Read: Why women hesitate taking sexual harassment cases to court

Then, when the PML-N announced a bill that protected women from domestic violence in 2016, Khan announced that the Council of Islamic Ideology (CII) would have to vet it out first to make sure the bill wasn’t ‘un-Islamic’. Yes, CII is the same council that suggested that husbands should be allowed to “lightly beat their wives” if need be.

Recently, he made it worse when he decided to express his somewhat limited thoughts on feminism when he said that feminism in the West was degrading the role of motherhood.

But another interview made me realise that Khan isn’t simply trying to appease his right-wing supporters with the stances that he takes, but that he is simply inherently patriarchal.
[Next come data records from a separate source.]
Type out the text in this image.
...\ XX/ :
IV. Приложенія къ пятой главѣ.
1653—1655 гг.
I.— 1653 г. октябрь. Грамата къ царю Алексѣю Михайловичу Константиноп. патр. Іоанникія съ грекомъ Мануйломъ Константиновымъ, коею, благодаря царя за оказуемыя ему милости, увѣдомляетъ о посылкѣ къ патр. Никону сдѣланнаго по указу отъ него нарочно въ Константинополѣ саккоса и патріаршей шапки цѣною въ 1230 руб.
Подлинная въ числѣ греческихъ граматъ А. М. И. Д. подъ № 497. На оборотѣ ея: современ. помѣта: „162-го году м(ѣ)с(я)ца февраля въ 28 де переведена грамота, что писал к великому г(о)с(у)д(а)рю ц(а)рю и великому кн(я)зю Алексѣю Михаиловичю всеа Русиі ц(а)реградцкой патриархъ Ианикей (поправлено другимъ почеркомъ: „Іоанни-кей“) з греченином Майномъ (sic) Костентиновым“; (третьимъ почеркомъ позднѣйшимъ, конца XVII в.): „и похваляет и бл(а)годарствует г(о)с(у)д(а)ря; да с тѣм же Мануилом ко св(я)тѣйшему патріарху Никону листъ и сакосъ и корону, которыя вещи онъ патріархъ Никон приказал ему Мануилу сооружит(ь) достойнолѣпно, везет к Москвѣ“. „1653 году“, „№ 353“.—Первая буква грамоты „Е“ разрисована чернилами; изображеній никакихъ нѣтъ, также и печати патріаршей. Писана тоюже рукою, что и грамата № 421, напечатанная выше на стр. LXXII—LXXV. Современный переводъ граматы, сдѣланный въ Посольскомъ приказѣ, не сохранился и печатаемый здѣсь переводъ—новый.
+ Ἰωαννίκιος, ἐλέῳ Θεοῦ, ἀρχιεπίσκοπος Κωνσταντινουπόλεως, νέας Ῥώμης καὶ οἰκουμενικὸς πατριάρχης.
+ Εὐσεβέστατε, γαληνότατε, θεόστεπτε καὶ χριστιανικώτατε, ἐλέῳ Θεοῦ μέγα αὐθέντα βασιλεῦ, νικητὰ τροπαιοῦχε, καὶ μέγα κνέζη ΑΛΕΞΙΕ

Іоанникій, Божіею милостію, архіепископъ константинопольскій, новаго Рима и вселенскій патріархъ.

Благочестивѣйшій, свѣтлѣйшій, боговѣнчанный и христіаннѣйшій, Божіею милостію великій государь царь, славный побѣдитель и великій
He reduces women and their role in the world to very simplistic notions. “I have gradually realised that although I know more about physical attraction than anyone else, actually the character of a person and the mind, the intellect, is much more important than the physical, because in my experience that has the smallest shelf life,” he said in an interview with the Daily Mail. “That is what keeps the interest,” he added. Does that mean that before his third marriage to Bushra Maneka, his other two wives, Jemima Khan and Reham Khan weren’t intelligent, or were they not able to ‘keep his interest’? Cringing at the thought of what this little excerpt implies.

Read: Famous women, here’s how feminism affects you

Keeping Khan’s track record in mind, here’s what I’m truly afraid of. Violence against women will go ignored; we won’t see any relevant legislations that effectively address incidents of rape and sexual harassment against women. Women might be controlled beyond belief regarding how to live their lives, including the way they dress and the professions they choose to pursue. But most of all, we are scared to see the extent to which Khan will go to keep his right-wing extremist supporters happy. How many laws regarding the protection of women will be sent to CII for their approval? Whether or not you support Imran Khan, you cannot deny that right-wing politicians aren’t interested in seeing Pakistani women empowered.

Of course I’m scared, to see what Khan will do once he is in power. But I’m also hopeful that while Khan’s policies might have stayed the same over the years, women of this country have grown stronger and smarter and they will stand up for themselves when the time comes.